In this process, molten metal is separated into small droplets and frozen rapidly before the drops come into contact with each other or with a solid surface. Typically, a thin stream of molten metal is disintegrated by subjecting it to the impact of high-energy jets of gas or liquid. In principle, the technique is applicable to all metals that can be melted and is used commercially for the production of iron; copper; alloy steels; brass; bronze; low-melting-point metals such as aluminum, tin, lead, zinc, and cadmium; and, in selected instances, tungsten, titanium, rhenium, and other high-melting-point materials.
By choosing suitable conditions, such as electrolyte composition and concentration, temperature, and current density, many metals can be deposited in a spongy or powdery state. Further processing—washing, drying, reducing, annealing, and crushing—is often required, ultimately yielding high-purity and high-density powders.
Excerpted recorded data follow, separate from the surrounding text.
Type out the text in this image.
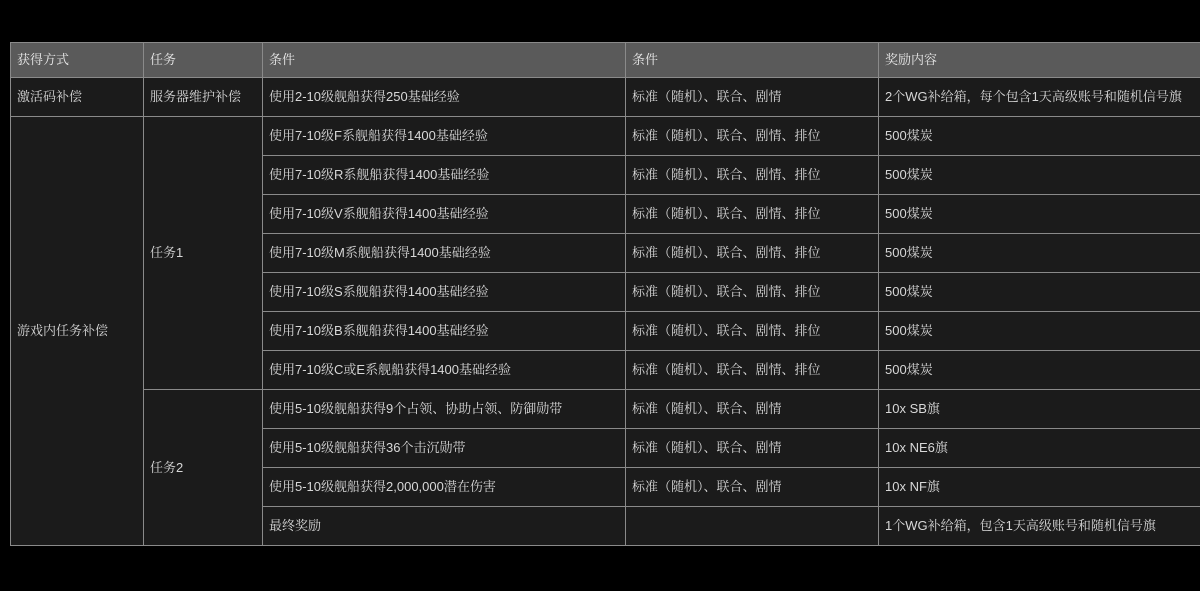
获得方式	任务	条件	条件	奖励内容
激活码补偿	服务器维护补偿	使用2-10级舰船获得250基础经验	标准（随机）、联合、剧情	2个WG补给箱，每个包含1天高级账号和随机信号旗
游戏内任务补偿	任务1	使用7-10级F系舰船获得1400基础经验	标准（随机）、联合、剧情、排位	500煤炭
		使用7-10级R系舰船获得1400基础经验	标准（随机）、联合、剧情、排位	500煤炭
		使用7-10级V系舰船获得1400基础经验	标准（随机）、联合、剧情、排位	500煤炭
		使用7-10级M系舰船获得1400基础经验	标准（随机）、联合、剧情、排位	500煤炭
		使用7-10级S系舰船获得1400基础经验	标准（随机）、联合、剧情、排位	500煤炭
		使用7-10级B系舰船获得1400基础经验	标准（随机）、联合、剧情、排位	500煤炭
		使用7-10级C或E系舰船获得1400基础经验	标准（随机）、联合、剧情、排位	500煤炭
	任务2	使用5-10级舰船获得9个占领、协助占领、防御勋带	标准（随机）、联合、剧情	10x SB旗
		使用5-10级舰船获得36个击沉勋带	标准（随机）、联合、剧情	10x NE6旗
		使用5-10级舰船获得2,000,000潜在伤害	标准（随机）、联合、剧情	10x NF旗
		最终奖励		1个WG补给箱，包含1天高级账号和随机信号旗
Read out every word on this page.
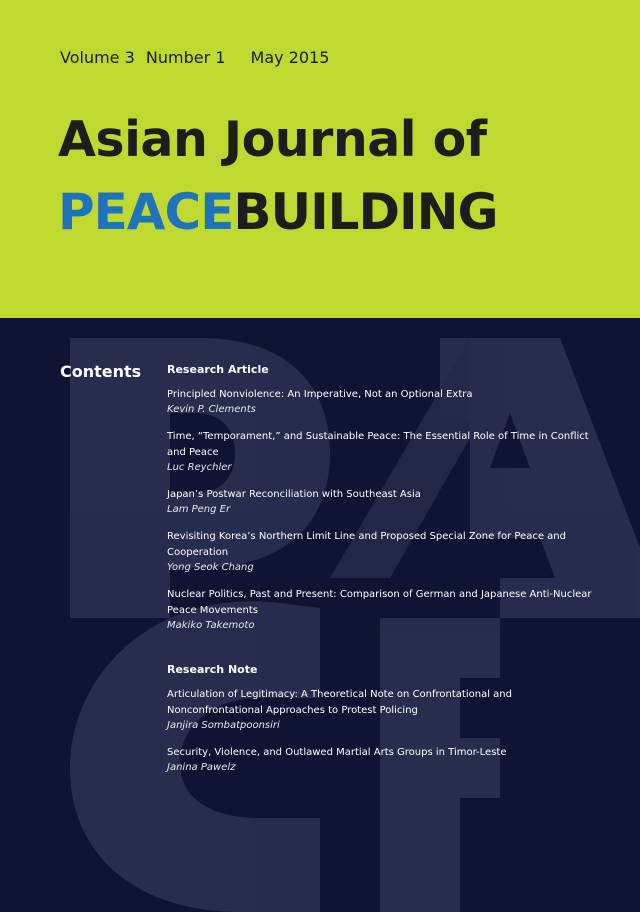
Volume 3 Number 1 May 2015
Asian Journal of
PEACEBUILDING
Contents Research Article
Principled Nonviolence: An Imperative, Not an Optional Extra
Kevin P. Clements
Time, “Temporament,” and Sustainable Peace: The Essential Role of Time in Conflict and Peace
Luc Reychler
Japan’s Postwar Reconciliation with Southeast Asia
Lam Peng Er
Revisiting Korea’s Northern Limit Line and Proposed Special Zone for Peace and Cooperation
Yong Seok Chang
Nuclear Politics, Past and Present: Comparison of German and Japanese Anti-Nuclear Peace Movements
Makiko Takemoto
Research Note
Articulation of Legitimacy: A Theoretical Note on Confrontational and Nonconfrontational Approaches to Protest Policing
Janjira Sombatpoonsiri
Security, Violence, and Outlawed Martial Arts Groups in Timor-Leste
Janina Pawelz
Copper is the primary metal produced by electrolysis but iron, chromium, and magnesium powders are also produced this way. Due to its associated high energy costs, electrolysis is generally limited to high-value powders such as high-conductivity copper powders.
The most common chemical powder treatments involve oxide reduction, precipitation from solutions, and thermal decomposition. The powders produced can have a great variation in properties and yet have closely controlled particle size and shape. Oxide-reduced powders are often characterized as "spongy," due to pores present within individual particles. Solution-precipitated powders can provide narrow particle size distributions and high purity. Thermal decomposition is most often used to process carbonyls. These powders, once milled and annealed, exceed 99.5% purity.